Countries also are working on new targets for cutting greenhouse gas emissions.

It's a deeply uncertain time for climate negotiators who opened the summit on Monday in Baku, Azerbaijan, days after Donald Trump won a second U.S. presidential term – and the opportunity to withdraw the U.S. from the 2015 Paris climate agreement for a second time.

On its first day, however, nations agreed on the rules for launching a U.N.-supported global carbon market to pay for projects that cut carbon emissions. The market will let nations offset some of their pollution by buying high-quality carbon credits from less polluting nations.

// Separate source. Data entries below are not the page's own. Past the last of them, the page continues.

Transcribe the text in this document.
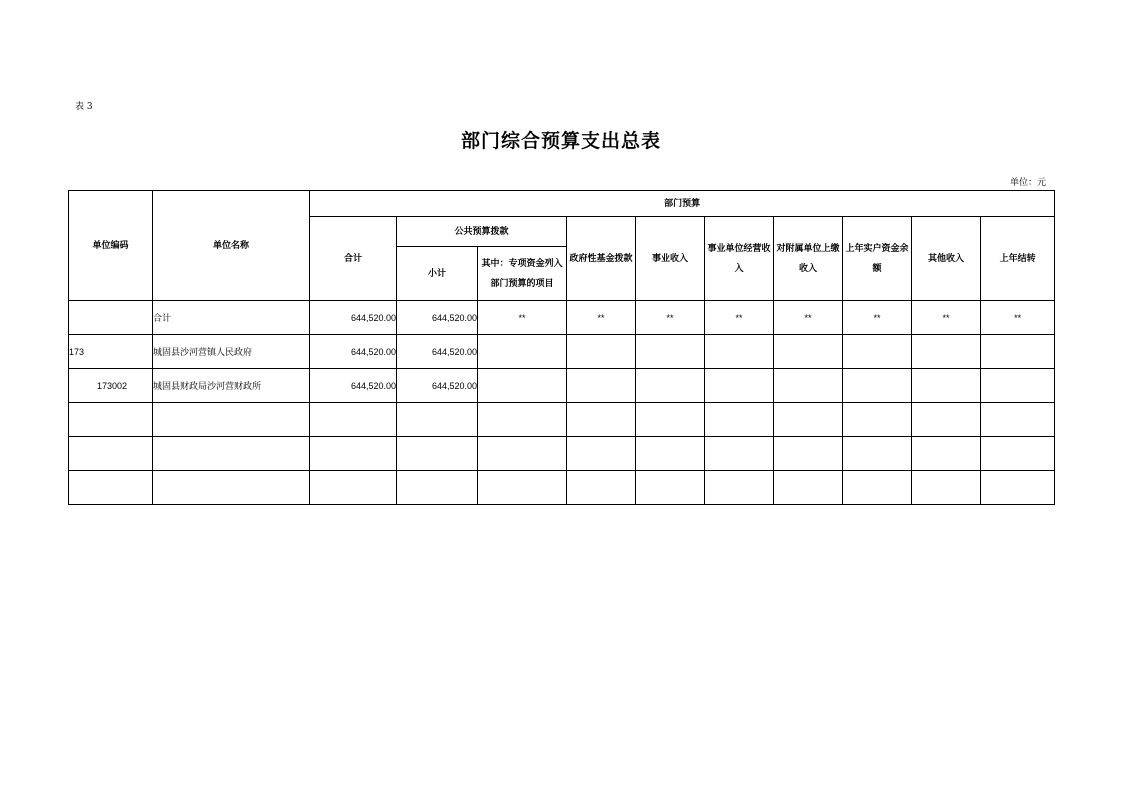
表 3
部门综合预算支出总表
单位：元
单位编码	单位名称	部门预算									
		合计	公共预算拨款		政府性基金拨款	事业收入	事业单位经营收入	对附属单位上缴收入	上年实户资金余额	其他收入	上年结转
			小计	其中：专项资金列入部门预算的项目							
	合计	644,520.00	644,520.00	**	**	**	**	**	**	**	**
173	城固县沙河营镇人民政府	644,520.00	644,520.00								
173002	城固县财政局沙河营财政所	644,520.00	644,520.00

Putting fossil fuels in the rearview

It's all but certain Trump will pull the world's second-biggest carbon emitter out of the global pact when he takes office in January.

U.N. climate chief Simon Stiel told the opening of the 29th Conference of the Parties to the U.N. Framework Convention on Climate Change that "this UNFCCC process is the only place we have to address the rampant climate crisis, and to credibly hold each other to account to act on it."

The process is working, he said, because otherwise the world would be headed to 5° Celsius of warming. Climate scientists now expect global temperatures to rise to at least 2.5° above pre-industrial levels this century.

"This crisis is affecting every single individual in the world one way or another," Stiell told the COP29 summit. "That’s why we're here in Baku. We must agree a new global climate finance goal."

At the last COP, negotiators agreed to “transition away” from world's reliance on oil, gas and coal for energy, but declined to use a stronger phrasing to call for a full phase-out. Countries also agreed to triple renewable energy capacity by 2030. 

This year, countries must determine a new global finance goal. It's an update on the target set at Copenhagen in 2009, when rich nations pledged to mobilize US$100 billion a year by 2020 to help developing countries mitigate and adapt to climate change. They finally reached the goal in 2022.

The amount needed now, however, is estimated at between US$500 billion to more than US$1 trillion a year.

Also next year countries are required under the Paris treaty to submit new five-year plans showing how they plan to curb emissions.

This story has been updated with additional details.